Royal Dutch Shell is expected to be granted the permits it needs to drill for oil in the Arctic seas north of Alaska, the US interior secretary has said, giving the go-ahead for one of the industry’s most controversial projects.

Ken Salazar, the interior secretary, said Shell had been demonstrating its equipment for preventing and containing an oil spill during drilling, and had so far met all the requirements set out by US regulators.

“There’s not going to be an oil spill,” he said. “I don’t expect there’s going to be a problem.”

Mr Salazar said it was “highly likely” that the permits would be granted.

He added that inspectors would be watching the drilling “24/7” and Shell and the oil industry would face “high risk” should anything go wrong.

“If there would be a problem, which one always has to anticipate, I believe that the response capabilities are there to arrest the problem in a very quick fashion and avoid environmental damage,” he said.
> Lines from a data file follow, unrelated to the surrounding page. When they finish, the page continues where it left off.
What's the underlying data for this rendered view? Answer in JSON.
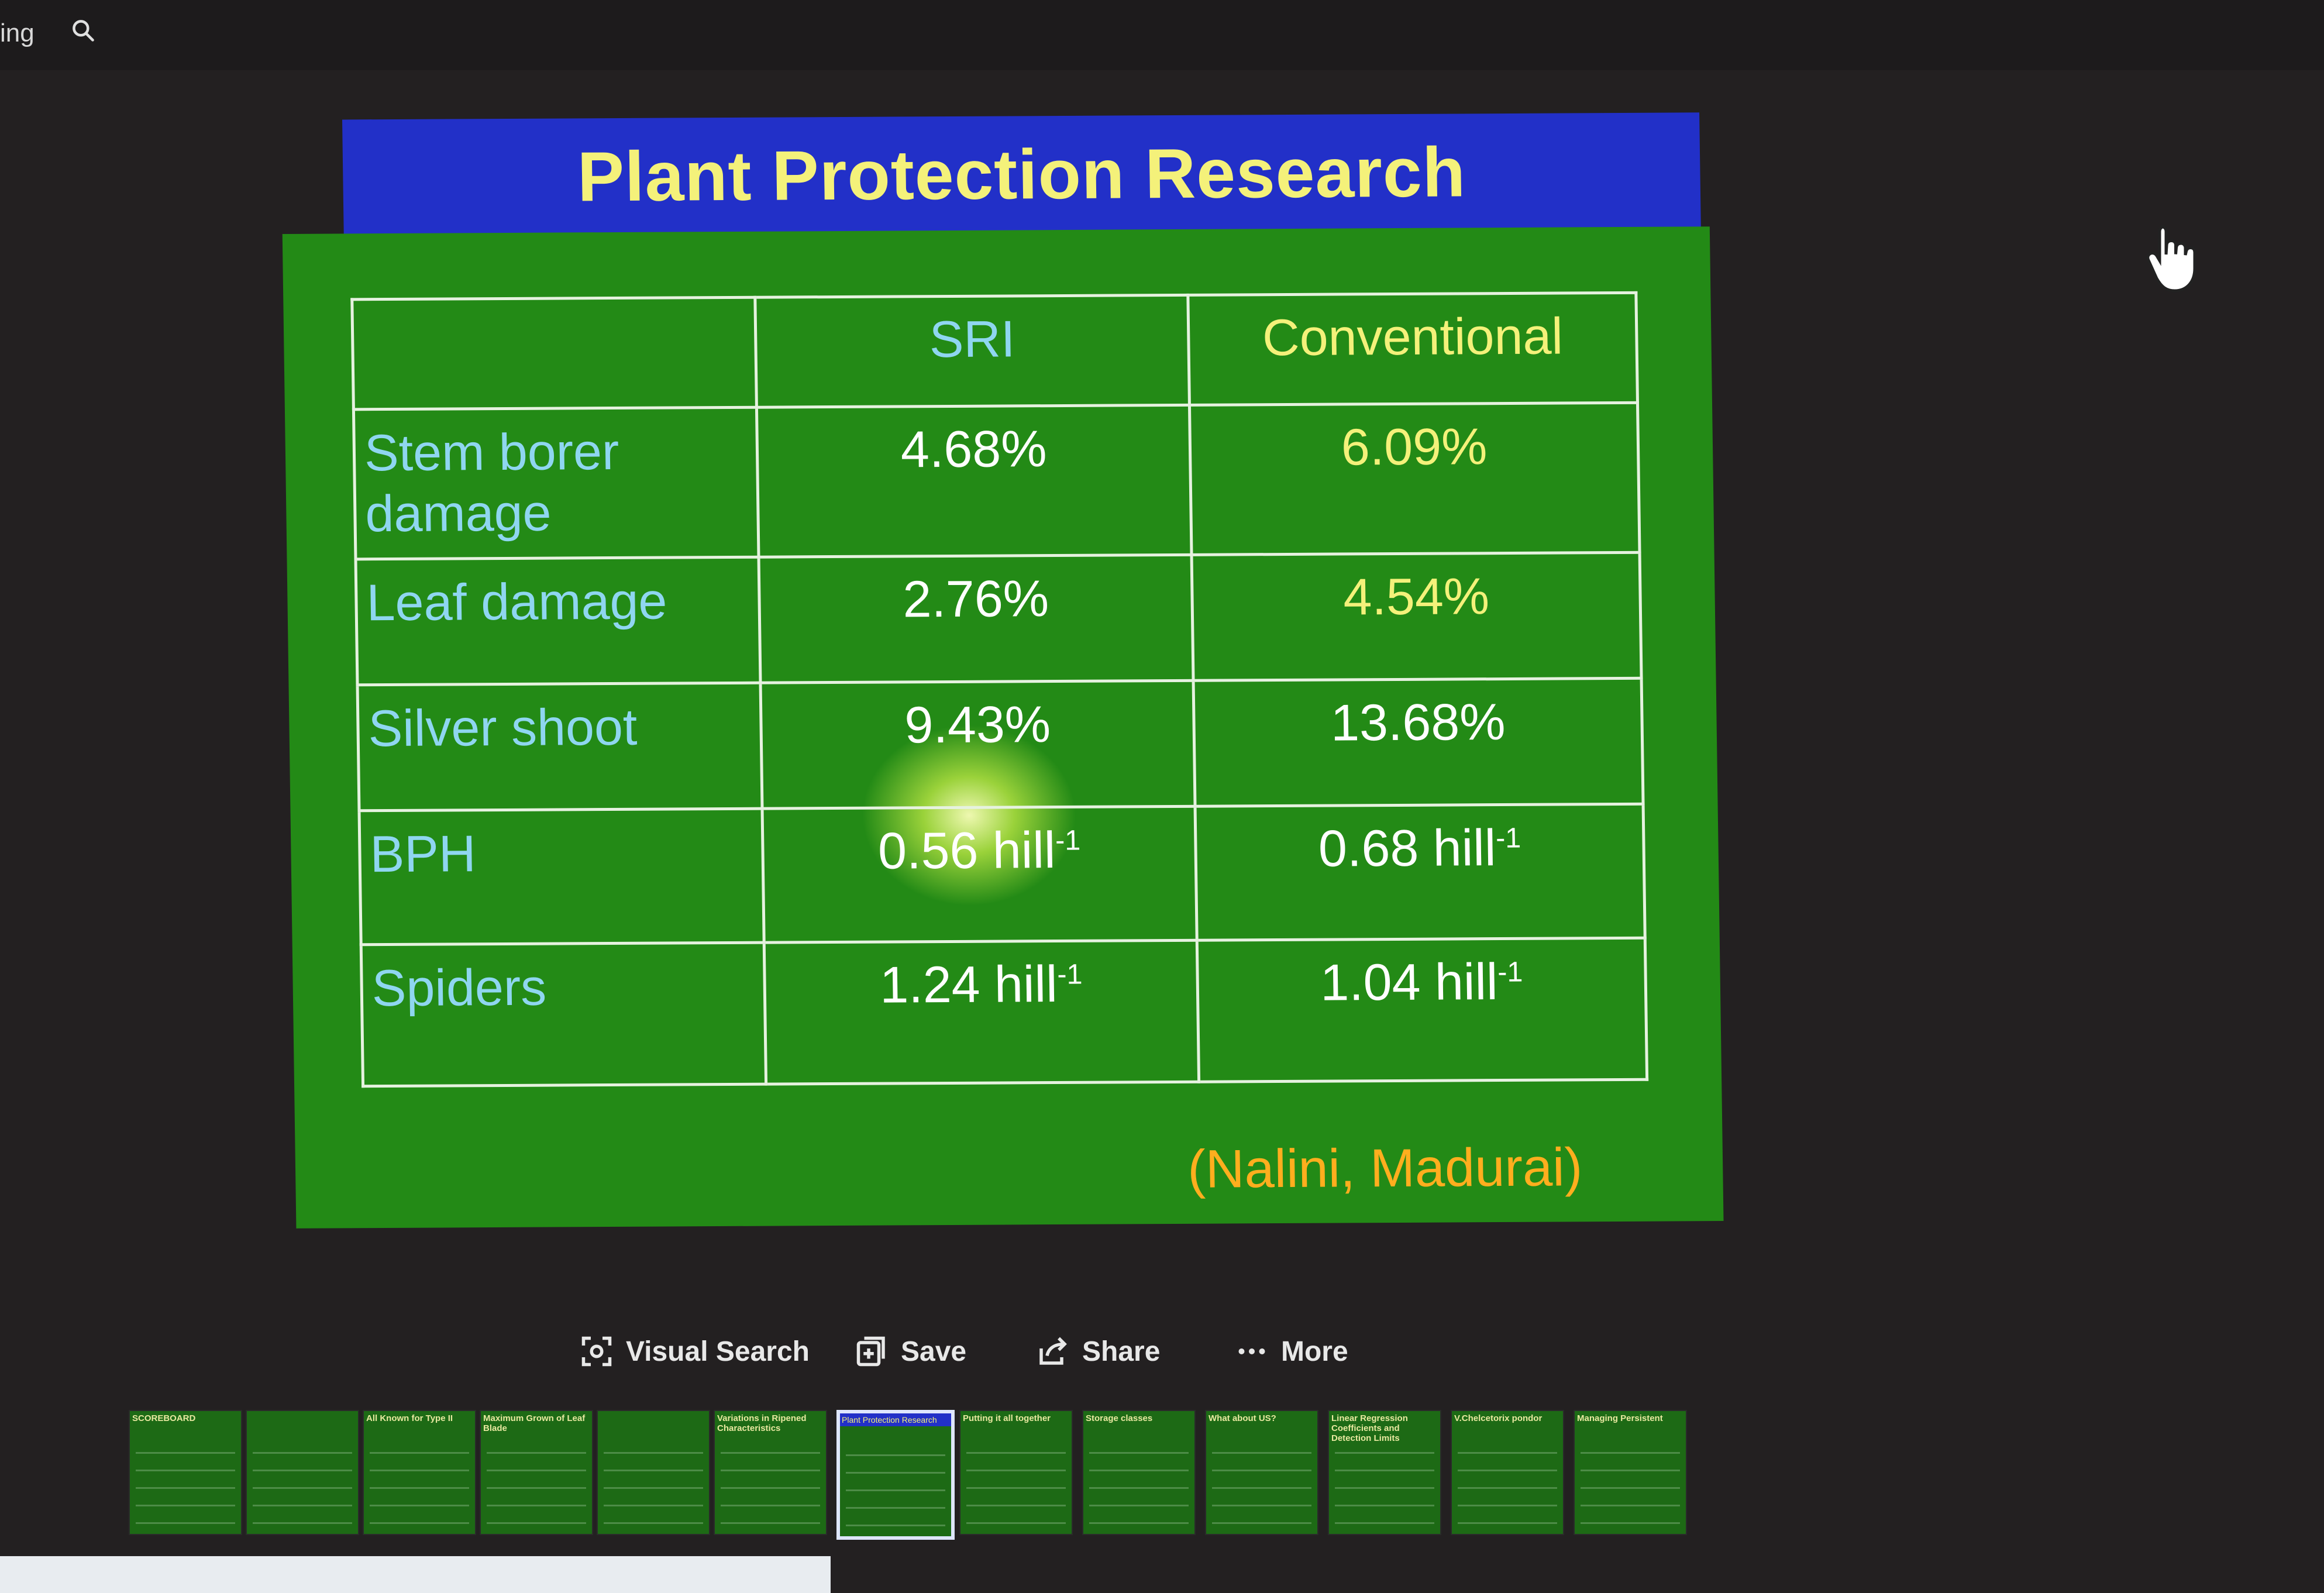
{
  "header": {
    "partial_text": "ing",
    "search_icon": "search-icon"
  },
  "slide": {
    "title": "Plant Protection Research",
    "table": {
      "columns": [
        "",
        "SRI",
        "Conventional"
      ],
      "rows": [
        {
          "label": "Stem borer damage",
          "sri": "4.68%",
          "conventional": "6.09%"
        },
        {
          "label": "Leaf damage",
          "sri": "2.76%",
          "conventional": "4.54%"
        },
        {
          "label": "Silver shoot",
          "sri": "9.43%",
          "conventional": "13.68%"
        },
        {
          "label": "BPH",
          "sri": "0.56 hill",
          "sri_sup": "-1",
          "conventional": "0.68 hill",
          "conventional_sup": "-1"
        },
        {
          "label": "Spiders",
          "sri": "1.24 hill",
          "sri_sup": "-1",
          "conventional": "1.04 hill",
          "conventional_sup": "-1"
        }
      ]
    },
    "citation": "(Nalini, Madurai)",
    "colors": {
      "header_bg": "#2230c8",
      "body_bg": "#238a16",
      "title": "#f4f17a",
      "citation": "#ffae1e"
    }
  },
  "actions": {
    "visual_search": "Visual Search",
    "save": "Save",
    "share": "Share",
    "more": "More"
  },
  "filmstrip": {
    "thumbnails": [
      {
        "title": "SCOREBOARD"
      },
      {
        "title": ""
      },
      {
        "title": "All Known for Type II"
      },
      {
        "title": "Maximum Grown of Leaf Blade"
      },
      {
        "title": ""
      },
      {
        "title": "Variations in Ripened Characteristics"
      },
      {
        "title": "Plant Protection Research",
        "active": true
      },
      {
        "title": "Putting it all together"
      },
      {
        "title": "Storage classes"
      },
      {
        "title": "What about US?"
      },
      {
        "title": "Linear Regression Coefficients and Detection Limits"
      },
      {
        "title": "V.Chelcetorix pondor"
      },
      {
        "title": "Managing Persistent"
      }
    ]
  }
}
“If we were not confident that that were to happen, I would not let the permits go forward.”

He said that the interior department would soon set out plans for further sales of drilling leases in the Arctic to be held in 2016-17. In November, the department said the first of the new Arctic leases, in the Beaufort Sea, could be sold in 2015 but that has been put back by two years.

Plans to exploit the retreat of Arctic sea ice to drill for offshore oil and gas have become contentious following the BP spill in the Gulf of Mexico in 2010.

Environmental campaigners argue that a similar blowout during the drilling process would be even more serious, because the remote location and icy conditions would make stopping and cleaning up any leak more difficult, and the oil would disperse more slowly in colder water.

Shell acquired its leases to drill in the Arctic Chukchi and Beaufort seas for $2.2bn in 2005-08, and had first planned to drill in the summer of 2007 but was held up by a series of legal challenges and problems obtaining permits from the US authorities.

Under pressure from the industry and Republican politicians about the impact on employment caused by restrictions on drilling such as the six-month moratorium in the deep waters of the gulf that followed the BP spill, the Obama administration has been shifting to a more accommodating stance in its relations with oil companies.

Mr Salazar said oil and gas formed part of Mr Obama’s “all of the above” energy strategy.

Having secured most of the necessary approvals to start drilling this summer, Shell now needs only the specific permits for the ten wells it plans to drill this year and in 2013.

Those are dependent on trials of its technology for capping off a leak, and for containing and recovering any spilled oil; both of which proved difficult for BP during the gulf spill.

The capping stack, intended to be put on top of a leaking well, was demonstrated successfully to the Bureau of Safety and Environmental Enforcement, the offshore regulator, on Monday, and Shell intends to show its containment technology in action in the coming weeks.

The only remaining obstacle is the weather. The Arctic ice has retreated more slowly than expected this year, delaying Shell’s plans by about two weeks. The company expects to be able to move into position in late July or early August.

Greenpeace, the environmental group, says it is mounting one of its largest campaigns in an attempt to stop Shell’s drilling programme, and has already hit the company with fake adverts, press releases and a video.